The Tennessee Department of Children's Services (TDCS) is a state agency of Tennessee that operates services for children and youth. It is currently headquartered on the tenth floor of the UBS Tower in Nashville. The current commissioner is Margie Quin, who assumed office on September 1, 2022.

==Juvenile facilities==
The Division of Juvenile Justice operates three juvenile correctional facilities for male juveniles. In addition it contracts with G4S Youth Services, which operates the G4S Academy for Young Women, which has services for female juveniles. The G4S Academy is housed on the Clover Bottom Developmental Center campus in Donelson. The Clover Bottom complex is owned by the State of Tennessee.

The three youth development centers for male juveniles are hardware-secured long-term confinement facilities for juvenile prisoners. The youth development centers serve juveniles ages 12–19.
- Mountain View Development Center - Dandridge
- Wilder Youth Development Center - Unincorporated Fayette County
- Woodland Hills Youth Development Center - Nashville
  - This includes the property that was formerly the New Visions Youth Development Center for female juveniles. In 2012 the state began contracting with G4S and integrated the former New Visions property into Woodland Hills.

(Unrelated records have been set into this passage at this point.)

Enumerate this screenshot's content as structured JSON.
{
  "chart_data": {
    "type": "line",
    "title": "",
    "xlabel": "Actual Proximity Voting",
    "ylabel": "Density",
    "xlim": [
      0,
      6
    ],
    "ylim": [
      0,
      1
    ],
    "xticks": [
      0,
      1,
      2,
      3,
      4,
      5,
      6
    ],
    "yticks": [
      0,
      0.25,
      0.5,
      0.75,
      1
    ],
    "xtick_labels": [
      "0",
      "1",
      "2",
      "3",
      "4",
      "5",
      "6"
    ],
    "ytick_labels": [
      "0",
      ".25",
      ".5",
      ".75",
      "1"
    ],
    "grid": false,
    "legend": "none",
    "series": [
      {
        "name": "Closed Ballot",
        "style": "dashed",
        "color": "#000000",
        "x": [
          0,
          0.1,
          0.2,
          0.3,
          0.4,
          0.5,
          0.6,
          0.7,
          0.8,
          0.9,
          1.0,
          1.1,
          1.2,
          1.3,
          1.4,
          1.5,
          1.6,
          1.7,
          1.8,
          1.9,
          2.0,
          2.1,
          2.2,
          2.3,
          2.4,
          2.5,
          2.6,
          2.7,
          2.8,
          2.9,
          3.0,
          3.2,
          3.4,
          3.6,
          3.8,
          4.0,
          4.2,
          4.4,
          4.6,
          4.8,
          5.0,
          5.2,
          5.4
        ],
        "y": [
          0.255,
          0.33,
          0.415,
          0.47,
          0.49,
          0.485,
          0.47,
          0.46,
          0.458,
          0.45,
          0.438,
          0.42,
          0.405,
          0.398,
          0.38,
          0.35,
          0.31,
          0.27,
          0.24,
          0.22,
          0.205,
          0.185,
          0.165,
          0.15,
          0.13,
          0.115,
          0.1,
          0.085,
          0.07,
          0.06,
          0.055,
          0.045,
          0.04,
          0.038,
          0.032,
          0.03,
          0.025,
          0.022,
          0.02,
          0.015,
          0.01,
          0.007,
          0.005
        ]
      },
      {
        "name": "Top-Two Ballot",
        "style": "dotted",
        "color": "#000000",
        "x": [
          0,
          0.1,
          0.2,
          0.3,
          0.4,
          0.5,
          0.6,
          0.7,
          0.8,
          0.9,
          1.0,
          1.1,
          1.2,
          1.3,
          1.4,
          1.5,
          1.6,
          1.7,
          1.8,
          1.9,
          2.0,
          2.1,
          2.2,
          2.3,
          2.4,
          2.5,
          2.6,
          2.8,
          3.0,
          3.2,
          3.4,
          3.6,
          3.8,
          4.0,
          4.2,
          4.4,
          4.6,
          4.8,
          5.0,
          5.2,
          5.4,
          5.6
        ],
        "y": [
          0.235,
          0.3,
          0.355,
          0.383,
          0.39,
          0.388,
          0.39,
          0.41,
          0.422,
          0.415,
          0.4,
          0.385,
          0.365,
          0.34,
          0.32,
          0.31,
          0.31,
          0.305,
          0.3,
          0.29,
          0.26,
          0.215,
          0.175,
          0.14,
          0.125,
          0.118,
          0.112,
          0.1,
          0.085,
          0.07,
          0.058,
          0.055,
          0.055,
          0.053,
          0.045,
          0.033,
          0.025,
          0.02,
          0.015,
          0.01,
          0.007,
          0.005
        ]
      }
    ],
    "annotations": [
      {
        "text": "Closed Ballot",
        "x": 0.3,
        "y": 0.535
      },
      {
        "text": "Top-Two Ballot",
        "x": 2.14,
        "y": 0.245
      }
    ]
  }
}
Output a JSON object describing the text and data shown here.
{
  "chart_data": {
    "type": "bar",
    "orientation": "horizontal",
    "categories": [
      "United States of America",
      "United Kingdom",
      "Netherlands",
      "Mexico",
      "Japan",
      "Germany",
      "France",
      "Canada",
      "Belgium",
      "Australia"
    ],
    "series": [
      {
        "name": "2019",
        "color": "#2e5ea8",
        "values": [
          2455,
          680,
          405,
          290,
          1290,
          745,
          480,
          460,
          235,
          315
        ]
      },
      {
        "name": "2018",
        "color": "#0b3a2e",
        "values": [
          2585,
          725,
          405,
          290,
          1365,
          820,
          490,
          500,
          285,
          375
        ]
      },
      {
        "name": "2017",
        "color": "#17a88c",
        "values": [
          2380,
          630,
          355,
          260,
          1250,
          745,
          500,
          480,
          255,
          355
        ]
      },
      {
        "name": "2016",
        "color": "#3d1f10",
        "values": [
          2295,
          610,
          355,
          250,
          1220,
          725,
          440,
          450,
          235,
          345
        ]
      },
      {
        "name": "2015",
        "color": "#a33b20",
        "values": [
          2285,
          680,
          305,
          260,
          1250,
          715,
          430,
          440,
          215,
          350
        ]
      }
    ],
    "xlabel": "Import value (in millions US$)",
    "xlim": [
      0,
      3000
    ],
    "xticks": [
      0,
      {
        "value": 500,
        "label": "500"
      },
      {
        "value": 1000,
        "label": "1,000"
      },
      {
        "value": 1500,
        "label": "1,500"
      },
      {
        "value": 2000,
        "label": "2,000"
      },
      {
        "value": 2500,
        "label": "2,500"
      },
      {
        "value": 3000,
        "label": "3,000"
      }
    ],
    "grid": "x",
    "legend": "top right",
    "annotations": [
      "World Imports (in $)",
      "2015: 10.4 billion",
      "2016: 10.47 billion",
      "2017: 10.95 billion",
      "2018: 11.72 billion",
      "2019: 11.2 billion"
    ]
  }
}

Previously it operated the following:
- New Visions Youth Development Center - Nashville - The only female YDC facility, New Visions served all of Tennessee. - Around 2012 the New Visions property was to be combined with Woodland Hills YDC.
- Shelby Training Center - Memphis
- Taft Youth Center - Unincorporated Bledsoe County
  - It opened around 1917. In 2011 Governor of Tennessee Bill Haslam called for several budget cuts, so Kathryn O'Day, the commissioner of DCS, called for the closure of this facility that November, stating there would be annual savings of $8.5 million. The final three inmates were moved out of the facility in 2012. The Taft property was given to the Tennessee Department of Corrections, which operates adjacent adult prisons: Bledsoe County Corrections Complex and Southeast Tennessee State Regional Correctional Facility.